# GATK CNV Analysis
IMPORTANT NOTE : Please refer to our technical paper about the clinical validation of our CNV analysis explaining why we decided to use the GATK CNV pipeline. This clinical validation study was executed by using more than 250 data points from MLPA verifications of a deeply-sequenced cohort of 96 samples. At 600x depth, we discovered that our CNV analysis pipeline provides 95.46% sensitivity and 99.72% specificity. The samples must be prepared on the same day and sequenced in the same run. You can see the effect of depth and the cohort size on sensitivity and specificity in our technical paper (opens new window) .
Current CNV analysis version is adapted from GATK CNV algorithm[1].
# Start the Analysis
A minimum of eight (8) samples in the same run is required to start a CNV analysis, and a single sample can only be included in one CNV analysis. For optimal results, individual samples should be from the same sequencing run, unrelated to each other, and of the same sex. Including samples of different sexes in the analysis may cause unreliable results for X and Y chromosomes.
To start the GATK CNV Analysis, you can go to the "Runs" page and click on the "CNV Analysis" button in the "CNV" column. Alternatively, you can go to the sample dashboard of one of your samples and click on the "Start New CNV Analysis" option in the menu on the CNV card.
You can also start a CNV analysis by going to the sample dashboard, clicking the "..." icon top-right, and selecting "New CNV analysis.”

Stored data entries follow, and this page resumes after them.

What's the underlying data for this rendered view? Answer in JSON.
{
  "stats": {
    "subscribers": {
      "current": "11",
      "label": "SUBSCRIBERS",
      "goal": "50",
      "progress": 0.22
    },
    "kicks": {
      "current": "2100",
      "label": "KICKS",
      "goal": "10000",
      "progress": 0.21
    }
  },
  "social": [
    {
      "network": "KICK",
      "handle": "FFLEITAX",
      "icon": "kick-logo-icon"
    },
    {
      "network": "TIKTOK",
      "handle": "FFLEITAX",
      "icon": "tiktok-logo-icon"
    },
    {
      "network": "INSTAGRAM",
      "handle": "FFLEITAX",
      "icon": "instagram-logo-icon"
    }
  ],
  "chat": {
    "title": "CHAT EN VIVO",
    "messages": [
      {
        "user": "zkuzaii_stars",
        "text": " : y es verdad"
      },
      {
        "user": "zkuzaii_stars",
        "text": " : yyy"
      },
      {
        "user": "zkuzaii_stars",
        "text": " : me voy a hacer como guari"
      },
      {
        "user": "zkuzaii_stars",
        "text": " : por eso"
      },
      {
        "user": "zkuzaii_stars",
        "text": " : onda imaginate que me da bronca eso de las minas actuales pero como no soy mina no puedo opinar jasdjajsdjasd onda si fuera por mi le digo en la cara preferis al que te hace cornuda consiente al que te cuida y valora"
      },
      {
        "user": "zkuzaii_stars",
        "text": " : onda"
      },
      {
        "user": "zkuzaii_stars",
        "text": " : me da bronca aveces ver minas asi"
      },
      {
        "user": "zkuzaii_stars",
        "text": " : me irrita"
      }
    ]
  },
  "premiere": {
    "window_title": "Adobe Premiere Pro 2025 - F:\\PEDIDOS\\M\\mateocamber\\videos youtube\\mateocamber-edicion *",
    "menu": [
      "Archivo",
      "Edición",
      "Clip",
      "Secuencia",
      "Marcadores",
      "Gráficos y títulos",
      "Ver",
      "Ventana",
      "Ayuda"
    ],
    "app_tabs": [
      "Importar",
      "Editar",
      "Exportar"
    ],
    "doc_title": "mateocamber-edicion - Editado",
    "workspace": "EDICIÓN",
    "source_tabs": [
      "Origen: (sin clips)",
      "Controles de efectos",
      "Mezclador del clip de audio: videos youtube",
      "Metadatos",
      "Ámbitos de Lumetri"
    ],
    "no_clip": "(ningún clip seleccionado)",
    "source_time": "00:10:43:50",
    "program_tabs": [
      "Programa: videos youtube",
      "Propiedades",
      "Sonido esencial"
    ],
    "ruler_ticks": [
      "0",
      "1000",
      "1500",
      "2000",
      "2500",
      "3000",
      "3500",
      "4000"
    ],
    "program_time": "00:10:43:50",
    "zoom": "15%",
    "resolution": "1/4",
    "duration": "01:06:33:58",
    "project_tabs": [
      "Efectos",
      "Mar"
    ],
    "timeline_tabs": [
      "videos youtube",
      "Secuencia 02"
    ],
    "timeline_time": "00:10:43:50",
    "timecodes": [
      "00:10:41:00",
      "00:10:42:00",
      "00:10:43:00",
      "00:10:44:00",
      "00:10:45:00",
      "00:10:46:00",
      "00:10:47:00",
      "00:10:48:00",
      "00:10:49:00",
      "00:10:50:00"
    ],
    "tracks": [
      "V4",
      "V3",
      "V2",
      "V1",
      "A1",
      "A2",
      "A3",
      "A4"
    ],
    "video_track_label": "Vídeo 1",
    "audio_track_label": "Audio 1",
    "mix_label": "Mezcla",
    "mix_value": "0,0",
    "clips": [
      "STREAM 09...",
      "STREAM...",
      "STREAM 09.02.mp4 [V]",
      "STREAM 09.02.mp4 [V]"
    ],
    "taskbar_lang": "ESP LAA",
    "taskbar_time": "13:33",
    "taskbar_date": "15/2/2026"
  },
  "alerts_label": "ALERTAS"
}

You can include all available samples in the run. You can also select the samples yourself. Then, you can choose the samples for the sample group. Next, you can select the kit that you want to start the analysis at this step in case there is more than one kit in the run. You cannot mix and match samples prepared with different kits.
You can also adjust the "Sample Incidence Threshold” at this step. The default value is half of the sample count. Any CNV that occurs in more than half of the samples (or the adjusted threshold value) will be filtered out. You can use the toggle to switch the threshold off to list every CNV detected in your sample regardles of the occurence within the analysis cohort.
When you are ready, click on "Start Analysis" button.
# Results
To see the CNV results, open a sample and click on the CNV tab on the top right.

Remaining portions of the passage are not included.